Figure 2—figure supplement 3. Analysis of fluxes and defects for different coarse-graining length scales (Sample 1).

Analysis shown in Figure 2C performed on data that was coarse-grained with different coarse-graining length scales, represented by the parameter $k$ (see Appendix 1—figure 2). Choosing larger ($k=5$) or smaller ($k=7$) coarse-graining length scales than used in Figure 2C ($k=6$), key signatures extracted from the data (dominant phases of divergent and rotary flows and a correlation between increased defect dynamics and cellular fluxes with curl) can still be robustly recovered.

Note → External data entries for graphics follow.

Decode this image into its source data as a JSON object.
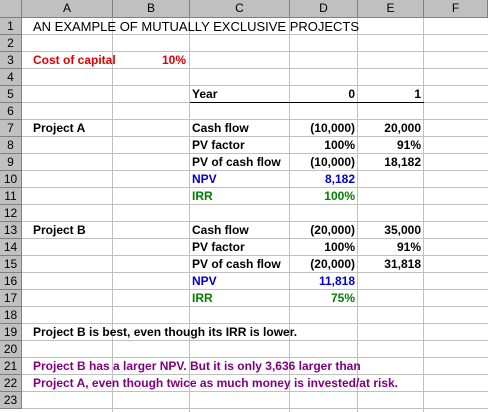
{
  "columns": [
    "A",
    "B",
    "C",
    "D",
    "E",
    "F"
  ],
  "rows": [
    "1",
    "2",
    "3",
    "4",
    "5",
    "6",
    "7",
    "8",
    "9",
    "10",
    "11",
    "12",
    "13",
    "14",
    "15",
    "16",
    "17",
    "18",
    "19",
    "20",
    "21",
    "22",
    "23"
  ],
  "title": "AN EXAMPLE OF MUTUALLY EXCLUSIVE PROJECTS",
  "cost_of_capital": {
    "label": "Cost of capital",
    "value": "10%"
  },
  "year": {
    "label": "Year",
    "y0": "0",
    "y1": "1"
  },
  "project_a": {
    "name": "Project A",
    "cash_flow": {
      "label": "Cash flow",
      "d": "(10,000)",
      "e": "20,000"
    },
    "pv_factor": {
      "label": "PV factor",
      "d": "100%",
      "e": "91%"
    },
    "pv_cash_flow": {
      "label": "PV of cash flow",
      "d": "(10,000)",
      "e": "18,182"
    },
    "npv": {
      "label": "NPV",
      "value": "8,182"
    },
    "irr": {
      "label": "IRR",
      "value": "100%"
    }
  },
  "project_b": {
    "name": "Project B",
    "cash_flow": {
      "label": "Cash flow",
      "d": "(20,000)",
      "e": "35,000"
    },
    "pv_factor": {
      "label": "PV factor",
      "d": "100%",
      "e": "91%"
    },
    "pv_cash_flow": {
      "label": "PV of cash flow",
      "d": "(20,000)",
      "e": "31,818"
    },
    "npv": {
      "label": "NPV",
      "value": "11,818"
    },
    "irr": {
      "label": "IRR",
      "value": "75%"
    }
  },
  "conclusion": "Project B is best, even though its IRR is lower.",
  "note_line1": "Project B has a larger NPV.  But it is only 3,636 larger than",
  "note_line2": "Project A, even though twice as much money is invested/at risk.",
  "colors": {
    "red": "#e00000",
    "blue": "#0000cc",
    "green": "#008000",
    "purple": "#800080"
  }
}
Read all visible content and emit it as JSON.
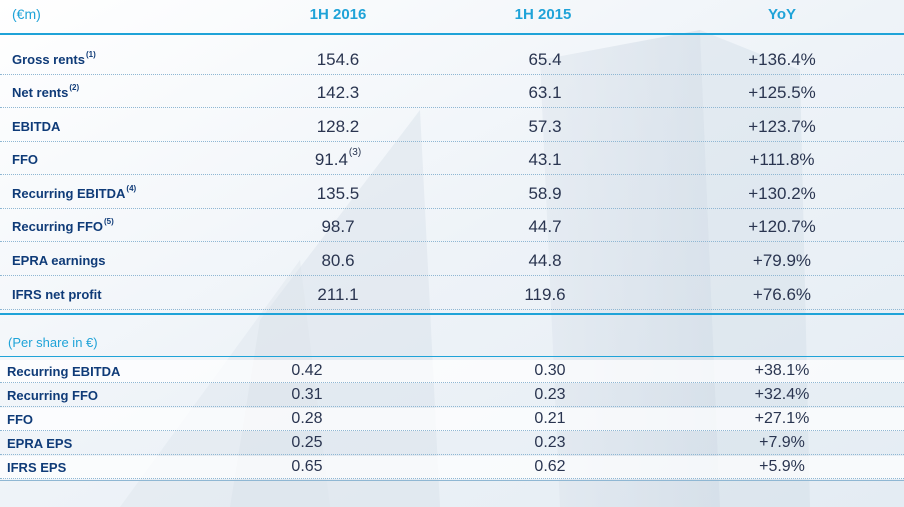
{
  "header": {
    "label": "(€m)",
    "col1": "1H 2016",
    "col2": "1H 2015",
    "col3": "YoY"
  },
  "table1": {
    "rows": [
      {
        "label": "Gross rents",
        "note": "(1)",
        "v1": "154.6",
        "v1_note": "",
        "v2": "65.4",
        "v3": "+136.4%"
      },
      {
        "label": "Net rents",
        "note": "(2)",
        "v1": "142.3",
        "v1_note": "",
        "v2": "63.1",
        "v3": "+125.5%"
      },
      {
        "label": "EBITDA",
        "note": "",
        "v1": "128.2",
        "v1_note": "",
        "v2": "57.3",
        "v3": "+123.7%"
      },
      {
        "label": "FFO",
        "note": "",
        "v1": "91.4",
        "v1_note": "(3)",
        "v2": "43.1",
        "v3": "+111.8%"
      },
      {
        "label": "Recurring EBITDA",
        "note": "(4)",
        "v1": "135.5",
        "v1_note": "",
        "v2": "58.9",
        "v3": "+130.2%"
      },
      {
        "label": "Recurring FFO",
        "note": "(5)",
        "v1": "98.7",
        "v1_note": "",
        "v2": "44.7",
        "v3": "+120.7%"
      },
      {
        "label": "EPRA earnings",
        "note": "",
        "v1": "80.6",
        "v1_note": "",
        "v2": "44.8",
        "v3": "+79.9%"
      },
      {
        "label": "IFRS net profit",
        "note": "",
        "v1": "211.1",
        "v1_note": "",
        "v2": "119.6",
        "v3": "+76.6%"
      }
    ]
  },
  "table2": {
    "title": "(Per share in €)",
    "rows": [
      {
        "label": "Recurring EBITDA",
        "v1": "0.42",
        "v2": "0.30",
        "v3": "+38.1%"
      },
      {
        "label": "Recurring FFO",
        "v1": "0.31",
        "v2": "0.23",
        "v3": "+32.4%"
      },
      {
        "label": "FFO",
        "v1": "0.28",
        "v2": "0.21",
        "v3": "+27.1%"
      },
      {
        "label": "EPRA EPS",
        "v1": "0.25",
        "v2": "0.23",
        "v3": "+7.9%"
      },
      {
        "label": "IFRS EPS",
        "v1": "0.65",
        "v2": "0.62",
        "v3": "+5.9%"
      }
    ]
  }
}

Figure 2—figure supplement 4. Analysis of fluxes and defects for different coarse-graining length scales (Sample 2).

Analysis shown in Figure 2—figure supplement 1C (solid lines) performed on data that was coarse-grained with different coarse-graining length scales, represented by the parameter $k$ (see Appendix 1—figure 2). Choosing larger ($k=5$) or smaller ($k=7$) coarse-graining length scales than used in Figure 2—figure supplement 1C ($k=6$), key signatures extracted from the data (dominant phases of divergent and rotary flows and a correlation between increased defect dynamics and cellular fluxes with curl) can still be robustly recovered.